❝ Until recently, the sophisticated view about calorie labels in restaurants was one of despair: A series of studies suggested that the practice, required by Obamacare and modeled on what has been done in New York and other cities, just doesn’t succeed in promoting healthy food choices and reducing obesity.
But comprehensive new research offers a dramatically different picture. It finds that if we divide Americans into subgroups — the normal, the overweight, and the obese — we’ll find that calorie labels have had a large and beneficial effect on those who most need them.
❝ Partha Deb and Carmen Vargas, both of Hunter College, focused on what happened to people’s body mass from 2003 to 2012. They used data from the Behavioral Risk Factor Surveillance System, the annual, nationally representative survey conducted by the Centers for Disease Control and Prevention in collaboration with state health departments. The survey collects information on self-reported height and weight, as well as demographic information…
But things get much more interesting once we start to look at subpopulations, in terms of Body Mass Index: normal, overweight or obese. In all three subpopulations, men’s BMI was significantly reduced after the introduction of calorie labels. The reduction was largest among the obese, next largest among the overweight, and smallest for those with a normal BMI. For women, the effect was statistically significant only for those who were overweight.

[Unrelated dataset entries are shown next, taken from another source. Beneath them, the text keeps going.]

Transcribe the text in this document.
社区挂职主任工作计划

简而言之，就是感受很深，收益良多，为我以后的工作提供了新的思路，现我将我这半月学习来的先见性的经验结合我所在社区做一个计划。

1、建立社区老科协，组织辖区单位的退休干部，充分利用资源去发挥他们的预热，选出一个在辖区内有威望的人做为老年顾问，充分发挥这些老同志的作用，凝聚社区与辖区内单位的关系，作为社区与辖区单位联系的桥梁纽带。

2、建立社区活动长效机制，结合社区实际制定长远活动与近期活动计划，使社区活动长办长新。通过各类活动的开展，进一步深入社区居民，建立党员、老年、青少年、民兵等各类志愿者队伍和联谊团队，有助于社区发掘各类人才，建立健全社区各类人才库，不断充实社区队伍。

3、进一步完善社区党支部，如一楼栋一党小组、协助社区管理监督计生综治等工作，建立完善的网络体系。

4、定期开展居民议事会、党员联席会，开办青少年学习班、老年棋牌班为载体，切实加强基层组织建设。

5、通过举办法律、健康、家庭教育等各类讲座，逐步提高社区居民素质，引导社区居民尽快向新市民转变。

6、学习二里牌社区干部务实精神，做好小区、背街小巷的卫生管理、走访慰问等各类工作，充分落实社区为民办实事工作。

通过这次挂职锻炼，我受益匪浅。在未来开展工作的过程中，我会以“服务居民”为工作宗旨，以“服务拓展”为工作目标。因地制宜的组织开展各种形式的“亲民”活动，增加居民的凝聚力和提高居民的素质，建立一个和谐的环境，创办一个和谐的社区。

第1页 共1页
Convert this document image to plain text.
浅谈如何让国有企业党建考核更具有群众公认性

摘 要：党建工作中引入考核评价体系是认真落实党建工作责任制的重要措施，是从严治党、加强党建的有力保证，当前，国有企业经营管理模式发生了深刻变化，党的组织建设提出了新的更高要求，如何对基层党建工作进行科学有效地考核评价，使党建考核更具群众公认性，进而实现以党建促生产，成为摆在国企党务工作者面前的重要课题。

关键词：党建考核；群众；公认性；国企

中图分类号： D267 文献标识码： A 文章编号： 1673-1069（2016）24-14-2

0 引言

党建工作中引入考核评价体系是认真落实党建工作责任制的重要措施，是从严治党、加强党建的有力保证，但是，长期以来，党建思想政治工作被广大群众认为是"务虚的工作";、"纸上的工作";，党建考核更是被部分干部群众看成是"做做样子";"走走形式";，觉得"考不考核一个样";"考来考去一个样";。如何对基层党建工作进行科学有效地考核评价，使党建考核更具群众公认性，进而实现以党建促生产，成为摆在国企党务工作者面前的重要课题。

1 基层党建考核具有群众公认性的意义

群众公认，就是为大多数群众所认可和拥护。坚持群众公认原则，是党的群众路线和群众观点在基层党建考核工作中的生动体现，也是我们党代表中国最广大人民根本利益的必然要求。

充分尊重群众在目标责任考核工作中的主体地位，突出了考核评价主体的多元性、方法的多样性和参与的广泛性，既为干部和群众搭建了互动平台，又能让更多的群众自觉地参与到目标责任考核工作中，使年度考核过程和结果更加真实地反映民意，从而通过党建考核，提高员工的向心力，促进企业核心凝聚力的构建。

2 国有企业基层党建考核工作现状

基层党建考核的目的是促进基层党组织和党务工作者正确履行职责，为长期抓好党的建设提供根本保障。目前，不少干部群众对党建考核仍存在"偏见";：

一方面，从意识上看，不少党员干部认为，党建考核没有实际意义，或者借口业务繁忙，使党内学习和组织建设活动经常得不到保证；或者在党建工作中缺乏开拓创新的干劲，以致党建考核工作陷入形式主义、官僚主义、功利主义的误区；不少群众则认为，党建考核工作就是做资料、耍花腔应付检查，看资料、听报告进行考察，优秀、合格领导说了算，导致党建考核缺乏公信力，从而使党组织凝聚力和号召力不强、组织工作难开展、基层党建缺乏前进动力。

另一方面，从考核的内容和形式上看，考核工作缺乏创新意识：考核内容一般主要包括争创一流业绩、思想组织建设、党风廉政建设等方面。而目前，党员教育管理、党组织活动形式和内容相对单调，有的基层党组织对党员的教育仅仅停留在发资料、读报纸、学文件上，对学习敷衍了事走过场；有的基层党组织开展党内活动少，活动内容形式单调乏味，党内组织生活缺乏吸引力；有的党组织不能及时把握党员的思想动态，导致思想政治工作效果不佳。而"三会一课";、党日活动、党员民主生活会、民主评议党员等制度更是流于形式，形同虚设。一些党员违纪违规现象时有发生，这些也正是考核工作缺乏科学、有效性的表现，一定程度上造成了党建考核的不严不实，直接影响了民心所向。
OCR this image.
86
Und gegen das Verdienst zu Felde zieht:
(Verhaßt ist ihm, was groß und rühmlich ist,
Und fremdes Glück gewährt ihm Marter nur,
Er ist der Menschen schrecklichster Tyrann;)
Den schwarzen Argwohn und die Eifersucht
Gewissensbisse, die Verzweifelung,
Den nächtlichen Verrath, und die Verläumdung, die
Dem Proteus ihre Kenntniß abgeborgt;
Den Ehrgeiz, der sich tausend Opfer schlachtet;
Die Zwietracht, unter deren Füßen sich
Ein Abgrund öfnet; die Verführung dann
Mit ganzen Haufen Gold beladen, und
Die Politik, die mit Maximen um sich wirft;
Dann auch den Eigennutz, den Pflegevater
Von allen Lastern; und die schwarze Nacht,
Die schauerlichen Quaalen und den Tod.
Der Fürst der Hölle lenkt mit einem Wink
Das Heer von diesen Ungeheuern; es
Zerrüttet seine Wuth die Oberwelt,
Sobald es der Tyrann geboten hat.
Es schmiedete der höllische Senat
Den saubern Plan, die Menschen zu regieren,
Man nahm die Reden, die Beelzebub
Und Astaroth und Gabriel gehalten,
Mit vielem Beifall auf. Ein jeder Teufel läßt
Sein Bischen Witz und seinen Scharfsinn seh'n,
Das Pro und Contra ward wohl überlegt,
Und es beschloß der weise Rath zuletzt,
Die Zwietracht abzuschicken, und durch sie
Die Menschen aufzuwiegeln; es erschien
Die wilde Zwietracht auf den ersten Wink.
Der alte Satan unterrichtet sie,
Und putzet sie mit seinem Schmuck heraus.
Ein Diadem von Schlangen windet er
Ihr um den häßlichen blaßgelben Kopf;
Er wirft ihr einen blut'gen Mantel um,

❝ Digging deeper, Deb and Vargas find that both men and women in the normal weight class tend to live in high-income areas and to be college graduates; that group shows little or no effect from the calorie labels. Among the men and women who show the largest effects, an unusually high percentage tend to have no education beyond high school, to be older, and to be Hispanic.
In general, these results make a lot of sense. People of normal weight have no reason to change their behavior; they don’t have a weight problem. And if people are highly educated, it’s possible that calorie labels will not tell them a whole lot.
❝ By contrast, men and women with weight problems have good reasons to try to lose weight — and the labels have helped them to do just that. And if consumers are less well-educated, maybe the calorie labels are more likely to tell them something they don’t know.
❝ All in all, it’s a terrific story: The people who need to lose weight are losing weight, and the people who are least likely to know about caloric content are learning about it.
In this light, the research leaves only one serious puzzle: obese women, for whom the labels have had no effect. Deb and Vargas do not try to explain this finding. It remains a mystery.
Obviously a lot more research is needed. More support and supportive public practices may further add to the plus side of the equation. Obesity has already started to turn around a wee bit in young people. We already are a nation that exercises for fitness more than most. Maybe, we’re getting ready to exhibit some leadership in healthy eating?